Terry Reedy tjreedy at udel.edu
Sun Oct 7 18:29:19 EDT 2018


On 10/3/2018 4:29 PM, Marcus Harnisch wrote:

> When trying to import lzma on one of my machines, I was suprised to get 
> a normal import error like for any other module. 
What was the traceback and message?  Did you get an import error for one 
of the three imports in lzma.py.  I don't know why you would expect 
anything else.  Any import in any stdlib module can potential fail if 
the file is buggy, corrupted, or missing.

 > According to the docs
> lzma has been part of stdlib since 3.3. Further digging revealed that 
> the error is due to the fact that xz wasn't compiled in when building 
> Python.

Perhaps this is a buggy build.  Where did you get it from?  Have you 
complained to the distributor?

lzma is documented as wrapping liblzma and supporting .xz files.  If 
'xz' is a separate library, then perhaps lzma should tolerate it missing.

> Since I suspect that there are other optional stdlib modules, 

I agree that modules that are necessarily optional should be documented 
as such, and as I mentioned on https://bugs.python.org/issue34895, many 
are so documented.

In the absence of such documentation, I would considered it to be not 
optional except as some distributor decides to omit it.  But then it is 
the responsibility of the distributor to document the omission.

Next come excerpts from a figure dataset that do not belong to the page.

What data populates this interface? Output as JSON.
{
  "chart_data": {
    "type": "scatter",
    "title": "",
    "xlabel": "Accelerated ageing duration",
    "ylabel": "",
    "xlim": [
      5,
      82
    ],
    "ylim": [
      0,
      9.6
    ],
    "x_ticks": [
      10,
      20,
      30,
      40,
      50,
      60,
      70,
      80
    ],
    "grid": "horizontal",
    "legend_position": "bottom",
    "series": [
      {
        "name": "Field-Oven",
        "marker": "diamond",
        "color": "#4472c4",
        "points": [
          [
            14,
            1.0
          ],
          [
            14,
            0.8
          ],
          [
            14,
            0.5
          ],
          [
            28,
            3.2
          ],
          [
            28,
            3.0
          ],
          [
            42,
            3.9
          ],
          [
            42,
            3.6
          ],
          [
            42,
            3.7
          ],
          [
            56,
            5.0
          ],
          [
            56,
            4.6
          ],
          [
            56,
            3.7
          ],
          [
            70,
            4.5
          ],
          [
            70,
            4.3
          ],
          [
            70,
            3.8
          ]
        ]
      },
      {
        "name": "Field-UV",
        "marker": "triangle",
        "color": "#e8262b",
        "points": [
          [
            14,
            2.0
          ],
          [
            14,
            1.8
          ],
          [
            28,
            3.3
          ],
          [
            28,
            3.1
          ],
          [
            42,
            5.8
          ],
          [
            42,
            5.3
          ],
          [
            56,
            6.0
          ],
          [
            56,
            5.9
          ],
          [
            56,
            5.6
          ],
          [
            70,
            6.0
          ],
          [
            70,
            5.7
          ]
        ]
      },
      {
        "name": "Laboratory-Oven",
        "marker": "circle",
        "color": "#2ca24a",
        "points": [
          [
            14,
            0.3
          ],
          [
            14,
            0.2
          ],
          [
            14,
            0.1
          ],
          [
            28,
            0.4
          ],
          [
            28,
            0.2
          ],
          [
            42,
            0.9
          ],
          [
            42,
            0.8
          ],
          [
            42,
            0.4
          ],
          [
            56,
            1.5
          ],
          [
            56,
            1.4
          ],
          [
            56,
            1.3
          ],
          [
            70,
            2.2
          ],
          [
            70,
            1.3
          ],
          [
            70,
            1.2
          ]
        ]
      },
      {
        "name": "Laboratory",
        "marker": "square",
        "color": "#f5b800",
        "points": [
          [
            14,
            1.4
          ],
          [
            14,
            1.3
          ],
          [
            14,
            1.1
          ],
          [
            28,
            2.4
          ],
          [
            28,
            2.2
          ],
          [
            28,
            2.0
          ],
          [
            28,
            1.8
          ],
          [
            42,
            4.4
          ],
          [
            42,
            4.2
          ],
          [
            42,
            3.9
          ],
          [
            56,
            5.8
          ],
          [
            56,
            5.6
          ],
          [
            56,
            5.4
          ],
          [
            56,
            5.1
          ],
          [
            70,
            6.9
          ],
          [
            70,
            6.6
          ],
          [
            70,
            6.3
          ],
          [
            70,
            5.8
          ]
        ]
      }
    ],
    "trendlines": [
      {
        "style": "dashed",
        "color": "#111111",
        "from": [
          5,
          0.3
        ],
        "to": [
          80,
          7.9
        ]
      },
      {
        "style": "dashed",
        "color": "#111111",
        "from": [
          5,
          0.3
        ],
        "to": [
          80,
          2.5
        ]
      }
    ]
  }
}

> this made me think whether the message in those cases should look a 
> little more polished. Perhaps installing a stub module that prints some 
> informative text before raising the relevant exception or similar.

> Also, maybe add a little note in the docs, stating that despite being 
> part of stdlib this module might not be available on all systems.

ImportError messages and the documented status versus actual status of a 
module are two different issues.  Let's keep them separate.